Qui se cache derrière les drapeaux que l’on n’attend pas forcément dans le quartier diplomatique et européen de Strasbourg, comme le Honduras, l’Équateur ou Malte ? Souvent tenus bénévolement par des consul(e)s honoraires heureux/se de donner de leur temps libre pour la représentation, ces bureaux jouent un rôle plus important qu’on ne pourrait le croire. Immersion dans ce petit monde méconnu.
Un vacarme d’usine retentit dans un quartier résidentiel de Strasbourg, un jour d’été 2015. Le bruit vient d’un petit garage où des palettes de bois s’empilent depuis les petites heures du matin. Sur chacun des supports, des centaines de panamas.
Manou Massenez Heitzmann pilote cette livraison atypique. La consule honoraire de l’Équateur, pays dont sont originaires ces couvre-chefs bien particuliers, voit comme souvent son activité diplomatique empiéter sur sa sphère privée : “Il y en avait 700 au total et ma mission était d’aller en mettre un dans chaque boîte aux lettres de député européen, au Parlement.”
Si toutes ses missions ne s’avèrent pas aussi originales, Manon Massenez Heitzmann l’assure : son emploi du temps de consule peut être très chargé d’une semaine à l’autre. Il lui est en théorie demandé de protéger les intérêts des ressortissants de l’Équateur, et accessoirement de faire remonter les événements ou informations susceptibles d’intéresser le pays qu’elle représente.
Le tout sans contrepartie financière, puisqu’elle fait partie des consul(e)s dits honoraires, qui représentent donc un pays de manière bénévole : “Cela me tient à coeur et depuis que je suis à la retraite, ça m’occupe beaucoup. Ça ne me pose pas de problème de ne pas être payée.”
Petites communautés, ambiance familiale
Manou Massenez Heitzmann est loin d’être la seule à opérer dans l’ombre des grandes ambassades du quartier européen. Prenez Christian Hermsdorff, consul honoraire du Honduras.

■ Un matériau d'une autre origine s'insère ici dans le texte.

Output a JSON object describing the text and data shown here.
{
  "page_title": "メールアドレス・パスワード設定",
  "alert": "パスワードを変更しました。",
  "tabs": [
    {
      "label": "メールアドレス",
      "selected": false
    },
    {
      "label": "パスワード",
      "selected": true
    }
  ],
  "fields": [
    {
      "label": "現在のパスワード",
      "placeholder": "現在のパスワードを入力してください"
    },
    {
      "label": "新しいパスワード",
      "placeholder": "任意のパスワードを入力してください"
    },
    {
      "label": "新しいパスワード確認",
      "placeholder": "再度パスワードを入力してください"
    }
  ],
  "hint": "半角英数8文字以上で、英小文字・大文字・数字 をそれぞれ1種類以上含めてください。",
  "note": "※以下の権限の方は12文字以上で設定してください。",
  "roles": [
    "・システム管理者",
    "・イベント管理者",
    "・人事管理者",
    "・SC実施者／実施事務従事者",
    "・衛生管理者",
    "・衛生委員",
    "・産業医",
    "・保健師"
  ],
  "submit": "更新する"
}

Pour accueillir les quelques ressortissant(e)s du Honduras présent(e)s dans le Grand Est, il a aménagé un petit appartement discret rue des Arquebusiers, vers le parc du Contades. “J’accueille très rarement des gens ici, le plus gros du travail se fait par téléphone“, explique celui qui a été nommé consul en 2017 alors qu’il était encore ophtalmologue à temps plein. “Il y a plus d’une trentaine d’étudiant(e)s du Honduras, je les invite une fois par an pour un repas convivial, on fait connaissance, je leur donne mon numéro et ils m’appellent dès qu’ils ont un problème.”
Privilège des petites diasporas, la proximité avec les ressortissant(e)s confère un aspect familial et bon enfant au rôle de consul honoraire. “Il y a environ 400 ressortissant(e)s équatorien(ne)s dans le Grand Est mais la plupart sont étudiant(e)s, tous ont mon portable et je les considère un peu comme mes enfants !” sourit Manon Massenez Heitzmann.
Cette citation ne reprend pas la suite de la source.